Regression modeling deals with the description of the sampling distribution of a given random variable y and how it varies as function of another variable or a set of such variables \boldsymbol{x} =[x_0, x_1,\dots, x_{n-1}]^T . The first variable is called the dependent, the outcome or the response variable while the set of variables \boldsymbol{x} is called the independent variable, or the predictor variable or the explanatory variable, or simply just the inputs.

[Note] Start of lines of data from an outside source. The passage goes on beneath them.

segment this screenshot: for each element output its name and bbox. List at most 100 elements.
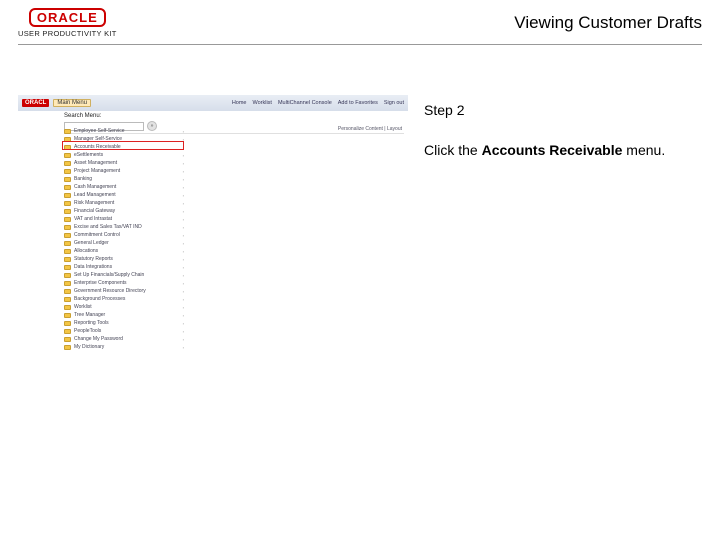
folder-icon: [64, 305, 71, 310]
folder-icon: [64, 233, 71, 238]
folder-icon: [64, 265, 71, 270]
menu-item[interactable]: eSettlements ›: [64, 151, 184, 159]
menu-item-label: Financial Gateway: [74, 208, 115, 214]
menu-item[interactable]: Commitment Control ›: [64, 231, 184, 239]
menu-item[interactable]: Worklist›: [64, 303, 184, 311]
folder-icon: [64, 209, 71, 214]
folder-icon: [64, 241, 71, 246]
menu-item[interactable]: My Dictionary ›: [64, 343, 184, 351]
menu-item[interactable]: Manager Self-Service›: [64, 135, 184, 143]
menu-item[interactable]: Enterprise Components›: [64, 279, 184, 287]
chevron-right-icon: ›: [183, 217, 184, 222]
oracle-logo-block: ORACLE USER PRODUCTIVITY KIT: [18, 8, 117, 38]
menu-item-label: Asset Management: [74, 160, 117, 166]
folder-icon: [64, 185, 71, 190]
menu-item[interactable]: General Ledger›: [64, 239, 184, 247]
menu-item[interactable]: Employee Self-Service›: [64, 127, 184, 135]
menu-item-label: Reporting Tools: [74, 320, 109, 326]
chevron-right-icon: ›: [183, 233, 184, 238]
menu-item-label: Background Processes: [74, 296, 125, 302]
menu-item[interactable]: Risk Management›: [64, 199, 184, 207]
oracle-logo: ORACLE: [29, 8, 106, 27]
menu-item[interactable]: Set Up Financials/Supply Chain›: [64, 271, 184, 279]
folder-icon: [64, 161, 71, 166]
chevron-right-icon: ›: [183, 297, 184, 302]
menu-item[interactable]: Asset Management ›: [64, 159, 184, 167]
folder-icon: [64, 297, 71, 302]
ss-menu-column: Employee Self-Service›Manager Self-Servi…: [64, 127, 184, 351]
menu-item-label: Worklist: [74, 304, 92, 310]
chevron-right-icon: ›: [183, 313, 184, 318]
chevron-right-icon: ›: [183, 193, 184, 198]
menu-item-label: Lead Management: [74, 192, 116, 198]
menu-item-label: My Dictionary: [74, 344, 104, 350]
menu-item-label: Statutory Reports: [74, 256, 113, 262]
chevron-right-icon: ›: [183, 177, 184, 182]
app-screenshot: ORACL Main Menu Home Worklist MultiChann…: [18, 95, 408, 365]
folder-icon: [64, 321, 71, 326]
folder-icon: [64, 337, 71, 342]
ss-logo: ORACL: [22, 99, 49, 107]
folder-icon: [64, 217, 71, 222]
nav-signout[interactable]: Sign out: [384, 100, 404, 106]
menu-item[interactable]: PeopleTools›: [64, 327, 184, 335]
menu-item[interactable]: Statutory Reports›: [64, 255, 184, 263]
menu-item[interactable]: Excise and Sales Tax/VAT IND›: [64, 223, 184, 231]
chevron-right-icon: ›: [183, 129, 184, 134]
menu-item-label: Allocations: [74, 248, 98, 254]
menu-item[interactable]: Banking ›: [64, 175, 184, 183]
menu-item-label: Accounts Receivable: [74, 144, 121, 150]
menu-item-label: Tree Manager: [74, 312, 105, 318]
chevron-right-icon: ›: [183, 321, 184, 326]
chevron-right-icon: ›: [183, 201, 184, 206]
menu-item[interactable]: Change My Password›: [64, 335, 184, 343]
folder-icon: [64, 225, 71, 230]
menu-item[interactable]: Data Integrations›: [64, 263, 184, 271]
menu-item[interactable]: Financial Gateway›: [64, 207, 184, 215]
menu-item-label: Banking: [74, 176, 92, 182]
menu-item[interactable]: Government Resource Directory›: [64, 287, 184, 295]
ss-personalize-link[interactable]: Personalize Content | Layout: [338, 126, 402, 132]
page-title: Viewing Customer Drafts: [514, 13, 702, 33]
chevron-right-icon: ›: [183, 345, 184, 350]
menu-item-label: Excise and Sales Tax/VAT IND: [74, 224, 142, 230]
folder-icon: [64, 329, 71, 334]
nav-worklist[interactable]: Worklist: [252, 100, 271, 106]
folder-icon: [64, 257, 71, 262]
chevron-right-icon: ›: [183, 241, 184, 246]
menu-item-label: Commitment Control: [74, 232, 120, 238]
menu-item[interactable]: VAT and Intrastat ›: [64, 215, 184, 223]
folder-icon: [64, 137, 71, 142]
nav-mcc[interactable]: MultiChannel Console: [278, 100, 332, 106]
menu-item[interactable]: Tree Manager ›: [64, 311, 184, 319]
menu-item-label: Manager Self-Service: [74, 136, 122, 142]
chevron-right-icon: ›: [183, 153, 184, 158]
chevron-right-icon: ›: [183, 161, 184, 166]
ss-main-menu-label[interactable]: Main Menu: [53, 99, 91, 107]
ss-nav-links: Home Worklist MultiChannel Console Add t…: [232, 100, 404, 106]
instruction-suffix: menu.: [622, 142, 665, 158]
folder-icon: [64, 201, 71, 206]
menu-item[interactable]: Background Processes ›: [64, 295, 184, 303]
menu-item[interactable]: Project Management›: [64, 167, 184, 175]
menu-item[interactable]: Cash Management ›: [64, 183, 184, 191]
menu-item-label: VAT and Intrastat: [74, 216, 112, 222]
chevron-right-icon: ›: [183, 145, 184, 150]
ss-top-nav: ORACL Main Menu Home Worklist MultiChann…: [18, 95, 408, 111]
ss-search-label: Search Menu:: [64, 113, 101, 119]
nav-favorites[interactable]: Add to Favorites: [338, 100, 378, 106]
menu-item[interactable]: Allocations›: [64, 247, 184, 255]
nav-home[interactable]: Home: [232, 100, 247, 106]
menu-item-label: eSettlements: [74, 152, 103, 158]
oracle-subtitle: USER PRODUCTIVITY KIT: [18, 29, 117, 38]
menu-item[interactable]: Lead Management ›: [64, 191, 184, 199]
chevron-right-icon: ›: [183, 185, 184, 190]
menu-item[interactable]: Accounts Receivable ›: [64, 143, 184, 151]
instruction-prefix: Click the: [424, 142, 482, 158]
ss-main-menu[interactable]: Main Menu: [53, 99, 91, 107]
menu-item[interactable]: Reporting Tools ›: [64, 319, 184, 327]
menu-item-label: Cash Management: [74, 184, 116, 190]
folder-icon: [64, 145, 71, 150]
folder-icon: [64, 249, 71, 254]
instruction-panel: Step 2 Click the Accounts Receivable men…: [424, 95, 702, 365]
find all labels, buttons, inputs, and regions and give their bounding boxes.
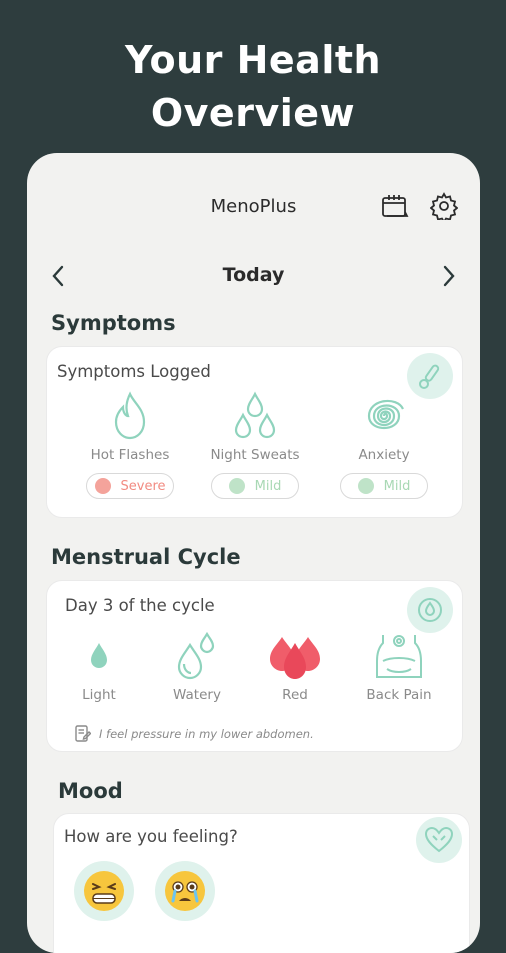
severity-chip[interactable]: Mild — [340, 473, 428, 499]
cycle-note[interactable]: I feel pressure in my lower abdomen. — [75, 725, 314, 743]
back-pain-icon — [376, 635, 422, 678]
red-drops-icon — [270, 637, 320, 679]
symptoms-section-title: Symptoms — [51, 311, 176, 335]
symptoms-card[interactable]: Symptoms Logged Hot Flashes Severe Night… — [46, 346, 463, 518]
watery-drops-icon — [177, 631, 215, 680]
mood-card-title: How are you feeling? — [64, 827, 238, 846]
symptom-label: Hot Flashes — [90, 447, 170, 463]
severity-chip[interactable]: Severe — [86, 473, 174, 499]
spiral-icon — [367, 399, 404, 430]
flame-icon — [114, 391, 146, 440]
cycle-item-label: Red — [282, 687, 308, 703]
calendar-icon[interactable] — [380, 191, 410, 221]
mood-option[interactable] — [155, 861, 215, 921]
grimacing-face-icon — [84, 871, 124, 911]
cycle-item-red[interactable]: Red — [255, 631, 335, 703]
symptom-anxiety[interactable]: Anxiety Mild — [339, 391, 429, 499]
cycle-item-back-pain[interactable]: Back Pain — [353, 631, 445, 703]
cycle-item-label: Watery — [173, 687, 221, 703]
single-drop-icon — [91, 643, 107, 668]
symptom-label: Anxiety — [358, 447, 410, 463]
mood-option[interactable] — [74, 861, 134, 921]
note-icon — [75, 725, 91, 742]
drops-icon — [234, 391, 276, 439]
cycle-item-watery[interactable]: Watery — [157, 631, 237, 703]
severity-label: Severe — [120, 478, 166, 494]
severity-dot — [357, 478, 374, 494]
hero-line-2: Overview — [150, 91, 356, 135]
cycle-item-label: Light — [82, 687, 116, 703]
symptom-label: Night Sweats — [210, 447, 300, 463]
cycle-item-light[interactable]: Light — [59, 631, 139, 703]
phone-screen: MenoPlus Today Symptoms Symptoms Logged — [27, 153, 480, 953]
date-label: Today — [222, 264, 285, 286]
severity-dot — [228, 478, 245, 494]
cycle-note-text: I feel pressure in my lower abdomen. — [99, 727, 314, 741]
cycle-icon — [407, 587, 453, 633]
hero-heading: Your Health Overview — [0, 34, 506, 140]
mood-card[interactable]: How are you feeling? — [53, 813, 470, 953]
mood-section-title: Mood — [58, 779, 123, 803]
severity-label: Mild — [383, 478, 411, 494]
severity-dot — [94, 478, 111, 494]
severity-chip[interactable]: Mild — [211, 473, 299, 499]
cycle-card[interactable]: Day 3 of the cycle Light Watery Red Back… — [46, 580, 463, 752]
gear-icon[interactable] — [429, 191, 459, 221]
severity-label: Mild — [254, 478, 282, 494]
symptom-night-sweats[interactable]: Night Sweats Mild — [210, 391, 300, 499]
cycle-card-title: Day 3 of the cycle — [65, 596, 215, 615]
crying-face-icon — [165, 871, 205, 911]
heart-icon — [416, 817, 462, 863]
cycle-section-title: Menstrual Cycle — [51, 545, 241, 569]
symptoms-card-title: Symptoms Logged — [57, 362, 211, 381]
symptom-hot-flashes[interactable]: Hot Flashes Severe — [85, 391, 175, 499]
hero-line-1: Your Health — [124, 38, 382, 82]
app-title: MenoPlus — [210, 196, 297, 217]
chevron-right-icon[interactable] — [434, 261, 464, 291]
cycle-item-label: Back Pain — [366, 687, 432, 703]
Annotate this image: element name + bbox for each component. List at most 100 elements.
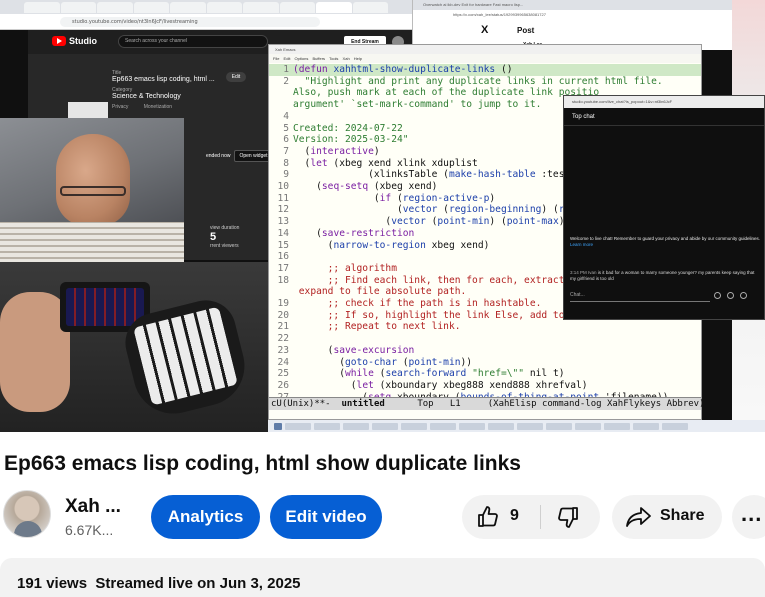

A regression model aims at finding a likelihood function p(\boldsymbol{y}\vert \boldsymbol{x}) or in the more traditional sense a function \boldsymbol{y}(\boldsymbol{x}) , that is the conditional distribution for \boldsymbol{y} with a given \boldsymbol{x} . The estimation of p(\boldsymbol{y}\vert \boldsymbol{x}) is made using a data set with

  • n cases i = 0, 1, 2, \dots, n-1
  • Response (target, dependent or outcome) variable y_i with i = 0, 1, 2, \dots, n-1
  • p so-called explanatory (independent or predictor or feature) variables \boldsymbol{x}_i=[x_{i0}, x_{i1}, \dots, x_{ip-1}] with i = 0, 1, 2, \dots, n-1 and explanatory variables running from 0 to p-1 . See below for more explicit examples.

The goal of the regression analysis is to extract/exploit relationship between \boldsymbol{y} and \boldsymbol{x} in order to infer specific dependencies, approximations to the likelihood functions, functional relationships and to make predictions, making fits and many other things.